The average end investor is sitting on a tremendous amount of cash, which you can understand when times are uncertain. You can understand folks wanting to sit on the sidelines. We also think over the long term that isn’t in their best interest. So we’re working with our advisor partners to try to help the investing public understand that actually when times are the most scary, that is when you want to make sure that you are invested in risk markets—especially if you have a very long-term time horizon.

This reserve cash is high versus historical levels?

Yes.

What do you consider your competitive set to be?

It has evolved a lot, because the world of investment management has consolidated. There has been a decent amount of mergers and acquisitions in the industry over time, as well as competitors that used to be purely in the private and alternative space coming more into our space. So really anyone who manages money on behalf of a client is a competitor for us.

But we have this much harder competitor, which is called the market. If we can deliver results for our clients against that competitor, we are very confident that we’ll get more than our fair share of the marketplace.

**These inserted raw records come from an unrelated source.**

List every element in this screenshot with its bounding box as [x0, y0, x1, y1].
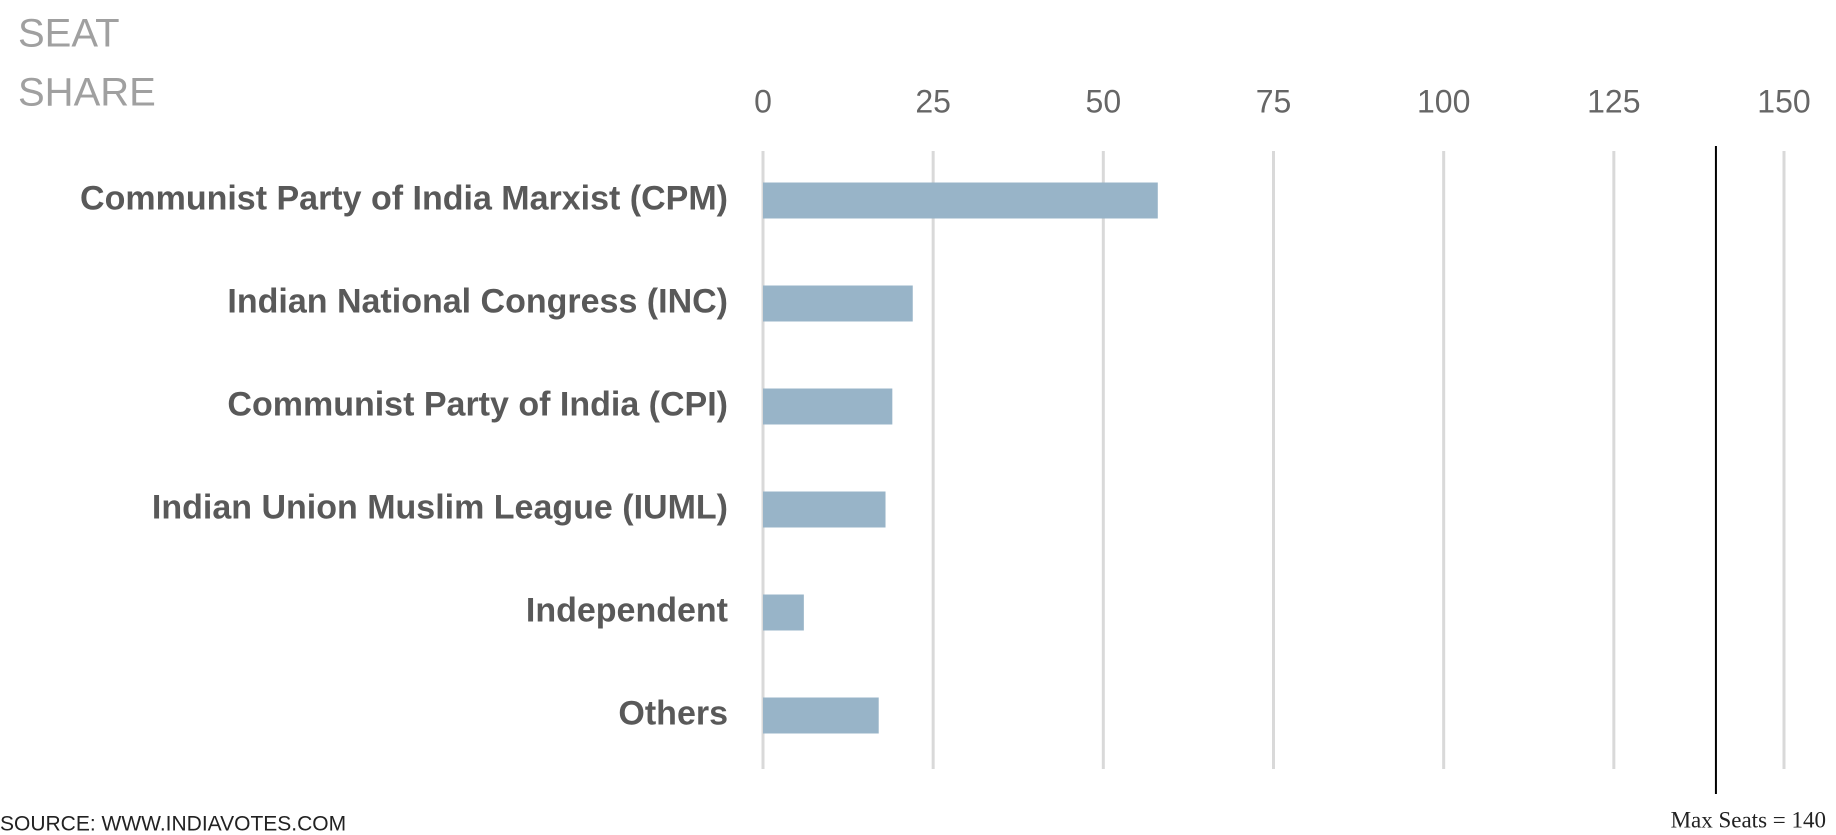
y-tick-label: Communist Party of India Marxist (CPM) [80, 179, 728, 217]
bar [763, 388, 893, 425]
x-tick-label: 75 [1256, 83, 1292, 119]
source-note: SOURCE: WWW.INDIAVOTES.COM [0, 813, 346, 835]
bar [763, 182, 1158, 219]
y-tick-label: Independent [526, 591, 728, 629]
x-tick-label: 25 [915, 83, 951, 119]
reference-label: Max Seats = 140 [1671, 807, 1826, 832]
x-tick-label: 0 [754, 83, 772, 119]
chart-title: SEAT [18, 12, 120, 56]
bar [763, 594, 804, 631]
x-tick-label: 150 [1757, 83, 1810, 119]
y-tick-label: Others [618, 694, 728, 732]
bar [763, 697, 879, 734]
bar [763, 285, 913, 322]
bar [763, 491, 886, 528]
x-tick-label: 125 [1587, 83, 1640, 119]
y-tick-label: Indian Union Muslim League (IUML) [152, 488, 728, 526]
y-tick-label: Indian National Congress (INC) [227, 282, 728, 320]
x-tick-label: 100 [1417, 83, 1470, 119]
chart-title: SHARE [18, 71, 156, 115]
y-tick-label: Communist Party of India (CPI) [227, 385, 728, 423]
x-tick-label: 50 [1086, 83, 1122, 119]
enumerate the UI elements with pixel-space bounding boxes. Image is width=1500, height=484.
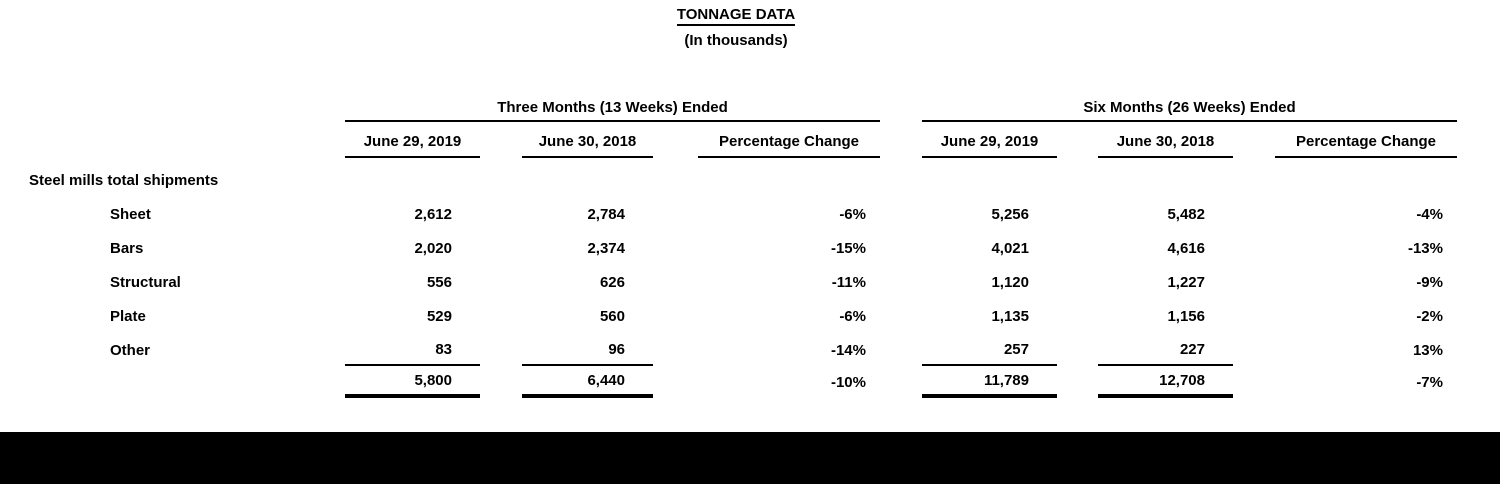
value-three-2019: 83: [345, 335, 480, 366]
value-three-2019: 556: [426, 274, 452, 291]
value-three-2018: 96: [522, 335, 653, 366]
column-header-row: June 29, 2019 June 30, 2018 Percentage C…: [0, 122, 1457, 158]
value-six-2018: 4,616: [1167, 240, 1205, 257]
row-label: Sheet: [110, 206, 151, 223]
value-three-pct: -15%: [830, 240, 866, 257]
page-title: TONNAGE DATA: [676, 6, 796, 26]
section-label: Steel mills total shipments: [29, 171, 219, 189]
tonnage-table: Three Months (13 Weeks) Ended Six Months…: [0, 96, 1457, 398]
value-three-pct: -11%: [831, 274, 866, 291]
total-three-2018: 6,440: [522, 366, 653, 398]
table-row-structural: Structural 556 626 -11% 1,120 1,227 -9%: [0, 264, 1457, 298]
total-three-2019: 5,800: [345, 366, 480, 398]
value-three-2018: 2,374: [587, 240, 625, 257]
table-row-plate: Plate 529 560 -6% 1,135 1,156 -2%: [0, 298, 1457, 332]
group-header-six-months: Six Months (26 Weeks) Ended: [922, 96, 1457, 122]
value-three-pct: -6%: [839, 206, 866, 223]
value-three-2018: 560: [599, 308, 625, 325]
value-six-2018: 5,482: [1167, 206, 1205, 223]
value-six-2018: 227: [1098, 335, 1233, 366]
value-six-2019: 1,135: [991, 308, 1029, 325]
page-subtitle: (In thousands): [684, 32, 788, 49]
value-six-2018: 1,227: [1167, 274, 1205, 291]
total-six-2018: 12,708: [1098, 366, 1233, 398]
title-area: TONNAGE DATA (In thousands): [0, 6, 1472, 49]
total-six-2019: 11,789: [922, 366, 1057, 398]
value-three-2019: 2,020: [414, 240, 452, 257]
group-header-row: Three Months (13 Weeks) Ended Six Months…: [0, 96, 1457, 122]
table-row-other: Other 83 96 -14% 257 227 13%: [0, 332, 1457, 366]
value-six-pct: -13%: [1407, 240, 1443, 257]
value-six-2019: 5,256: [991, 206, 1029, 223]
value-six-pct: -4%: [1416, 206, 1443, 223]
value-three-2018: 626: [599, 274, 625, 291]
col-header-three-pct: Percentage Change: [698, 122, 880, 158]
col-header-three-2018: June 30, 2018: [522, 122, 653, 158]
group-header-three-months: Three Months (13 Weeks) Ended: [345, 96, 880, 122]
row-label: Structural: [110, 274, 181, 291]
value-six-2018: 1,156: [1167, 308, 1205, 325]
value-three-2019: 529: [426, 308, 452, 325]
row-label: Other: [110, 342, 151, 359]
section-header-row: Steel mills total shipments: [0, 158, 1457, 196]
col-header-six-2019: June 29, 2019: [922, 122, 1057, 158]
value-three-pct: -6%: [839, 308, 866, 325]
col-header-six-pct: Percentage Change: [1275, 122, 1457, 158]
total-six-pct: -7%: [1416, 373, 1443, 391]
row-label: Bars: [110, 240, 144, 257]
value-three-pct: -14%: [830, 342, 866, 359]
value-six-pct: 13%: [1412, 342, 1443, 359]
value-six-2019: 1,120: [991, 274, 1029, 291]
value-six-pct: -2%: [1416, 308, 1443, 325]
value-three-2018: 2,784: [587, 206, 625, 223]
col-header-six-2018: June 30, 2018: [1098, 122, 1233, 158]
col-header-three-2019: June 29, 2019: [345, 122, 480, 158]
value-six-pct: -9%: [1416, 274, 1443, 291]
row-label: Plate: [110, 308, 146, 325]
value-six-2019: 257: [922, 335, 1057, 366]
total-three-pct: -10%: [830, 373, 866, 391]
table-row-bars: Bars 2,020 2,374 -15% 4,021 4,616 -13%: [0, 230, 1457, 264]
value-six-2019: 4,021: [991, 240, 1029, 257]
footer-black-bar: [0, 432, 1500, 484]
table-row-sheet: Sheet 2,612 2,784 -6% 5,256 5,482 -4%: [0, 196, 1457, 230]
table-row-total: 5,800 6,440 -10% 11,789 12,708 -7%: [0, 366, 1457, 398]
value-three-2019: 2,612: [414, 206, 452, 223]
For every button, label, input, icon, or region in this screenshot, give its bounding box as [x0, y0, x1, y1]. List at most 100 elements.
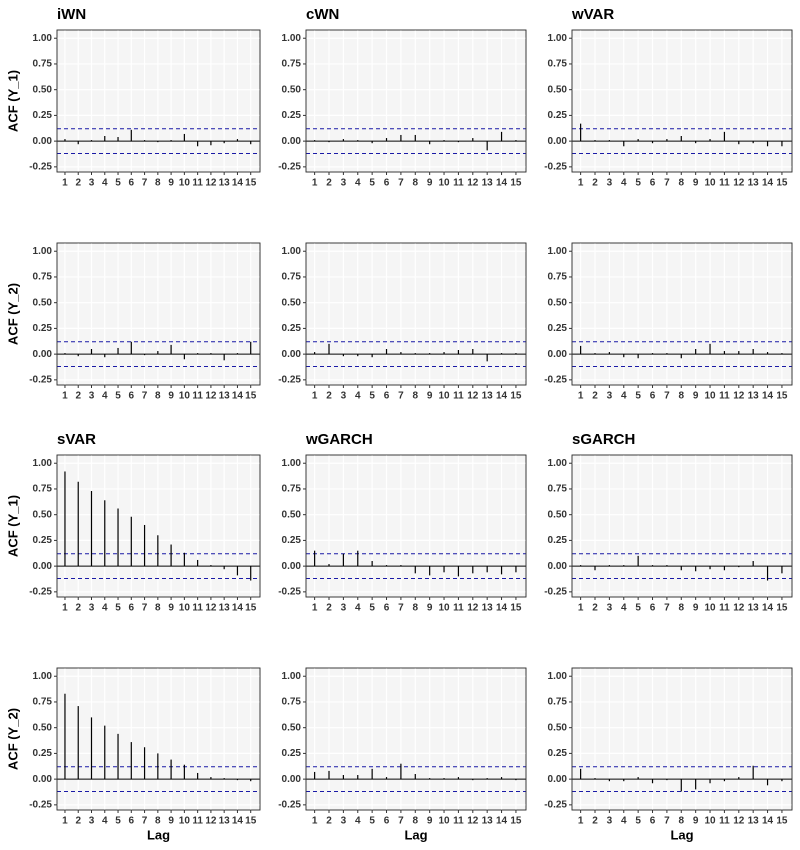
y-tick-label: 0.25: [282, 323, 302, 334]
y-tick-label: 0.00: [548, 349, 568, 360]
y-tick-label: 0.00: [548, 136, 568, 147]
x-tick-label: 13: [748, 391, 760, 402]
y-tick-label: 1.00: [33, 246, 53, 257]
x-tick-label: 14: [232, 816, 244, 827]
x-tick-label: 1: [578, 391, 584, 402]
y-tick-label: 1.00: [33, 671, 53, 682]
x-tick-label: 3: [341, 391, 347, 402]
x-tick-label: 1: [578, 178, 584, 189]
x-tick-label: 2: [592, 391, 598, 402]
y-tick-label: -0.25: [278, 799, 301, 810]
x-tick-label: 3: [89, 603, 95, 614]
x-tick-label: 3: [89, 178, 95, 189]
x-tick-label: 4: [355, 816, 361, 827]
x-tick-label: 12: [733, 603, 745, 614]
x-tick-label: 1: [312, 816, 318, 827]
x-tick-label: 7: [142, 391, 148, 402]
x-tick-label: 5: [369, 178, 375, 189]
x-tick-label: 14: [496, 391, 508, 402]
x-tick-label: 8: [678, 391, 684, 402]
x-tick-label: 6: [129, 178, 135, 189]
x-tick-label: 9: [693, 391, 699, 402]
x-tick-label: 11: [192, 178, 203, 189]
x-tick-label: 12: [205, 816, 217, 827]
x-tick-label: 6: [384, 603, 390, 614]
y-tick-label: 0.50: [33, 84, 53, 95]
x-tick-label: 5: [635, 603, 641, 614]
x-tick-label: 9: [168, 391, 174, 402]
x-tick-label: 2: [592, 178, 598, 189]
x-tick-label: 4: [355, 603, 361, 614]
y-tick-label: 0.50: [33, 297, 53, 308]
x-tick-label: 5: [115, 603, 121, 614]
y-tick-label: 0.25: [282, 110, 302, 121]
x-axis-label: Lag: [404, 827, 427, 842]
y-tick-label: 1.00: [548, 33, 568, 44]
y-tick-label: 0.75: [282, 697, 302, 708]
x-tick-label: 6: [129, 391, 135, 402]
x-tick-label: 6: [650, 178, 656, 189]
x-tick-label: 6: [384, 816, 390, 827]
x-tick-label: 9: [427, 603, 433, 614]
x-tick-label: 4: [102, 178, 108, 189]
x-tick-label: 10: [704, 816, 716, 827]
y-tick-label: -0.25: [544, 161, 567, 172]
x-tick-label: 14: [762, 603, 774, 614]
panel-border: [56, 242, 261, 386]
y-tick-label: 0.75: [548, 484, 568, 495]
x-tick-label: 15: [245, 178, 257, 189]
x-tick-label: 7: [398, 603, 404, 614]
x-tick-label: 13: [482, 178, 494, 189]
y-tick-label: 0.25: [548, 748, 568, 759]
panel-background: [305, 454, 527, 598]
x-tick-label: 6: [650, 603, 656, 614]
x-tick-label: 7: [398, 178, 404, 189]
y-tick-label: 1.00: [548, 671, 568, 682]
y-tick-label: -0.25: [29, 161, 52, 172]
y-tick-label: 0.50: [282, 84, 302, 95]
x-tick-label: 11: [719, 603, 730, 614]
x-tick-label: 5: [635, 178, 641, 189]
x-tick-label: 13: [482, 603, 494, 614]
x-tick-label: 4: [621, 391, 627, 402]
x-axis-label: Lag: [670, 827, 693, 842]
y-tick-label: 0.25: [33, 748, 53, 759]
x-tick-label: 3: [341, 816, 347, 827]
y-tick-label: 0.75: [282, 59, 302, 70]
x-tick-label: 8: [412, 391, 418, 402]
x-tick-label: 1: [578, 603, 584, 614]
x-tick-label: 13: [482, 816, 494, 827]
panel-background: [571, 29, 793, 173]
x-tick-label: 15: [245, 391, 257, 402]
x-tick-label: 1: [62, 816, 68, 827]
y-tick-label: 1.00: [282, 671, 302, 682]
x-tick-label: 6: [384, 178, 390, 189]
y-tick-label: 1.00: [282, 33, 302, 44]
y-tick-label: 0.75: [282, 272, 302, 283]
panel-title: sVAR: [57, 431, 96, 448]
y-tick-label: -0.25: [29, 586, 52, 597]
x-tick-label: 4: [102, 603, 108, 614]
x-tick-label: 13: [482, 391, 494, 402]
x-tick-label: 2: [75, 391, 81, 402]
x-tick-label: 11: [719, 391, 730, 402]
y-tick-label: -0.25: [544, 799, 567, 810]
x-tick-label: 5: [635, 816, 641, 827]
y-tick-label: 0.25: [548, 110, 568, 121]
y-tick-label: -0.25: [544, 374, 567, 385]
x-tick-label: 9: [693, 603, 699, 614]
x-tick-label: 6: [129, 603, 135, 614]
x-tick-label: 5: [115, 178, 121, 189]
x-tick-label: 4: [355, 391, 361, 402]
x-tick-label: 3: [89, 816, 95, 827]
x-tick-label: 2: [326, 603, 332, 614]
y-axis-label: ACF (Y_2): [5, 708, 20, 770]
x-tick-label: 12: [467, 391, 479, 402]
y-tick-label: 0.25: [548, 535, 568, 546]
panel-border: [571, 29, 793, 173]
x-tick-label: 5: [369, 391, 375, 402]
x-tick-label: 2: [75, 816, 81, 827]
y-tick-label: 0.00: [548, 774, 568, 785]
y-tick-label: 0.50: [548, 509, 568, 520]
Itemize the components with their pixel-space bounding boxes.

What do you think about this notion of private investment, private market, private equity, private credit being sold to or being bought by retail investors?

It is the dominant trend in our industry, and one that we aren’t participating in.

But we also never say never. Never is dangerous. So I don’t know if it’s never. But at this point, we pretty much stand alone in being a large asset manager who isn’t leaning into the private space. Not because we have major problems with the private space, but because we have so many great opportunities in what we do, so much confidence in what we do for our clients and a real humbleness that that is hard work. We are going to need to marshal all of our efforts to continue to be excellent for our clients.

It seems like you guys don’t like to be on the bleeding edge of things.

Well, we are willing to be if we think there is a real client need.

We have been happy to focus on what is cores to us and be able to sit back and watch how markets are evolving, what client needs are evolving, and make sure that before we go deliver something to a client, we are extremely confident we can deliver them something excellent.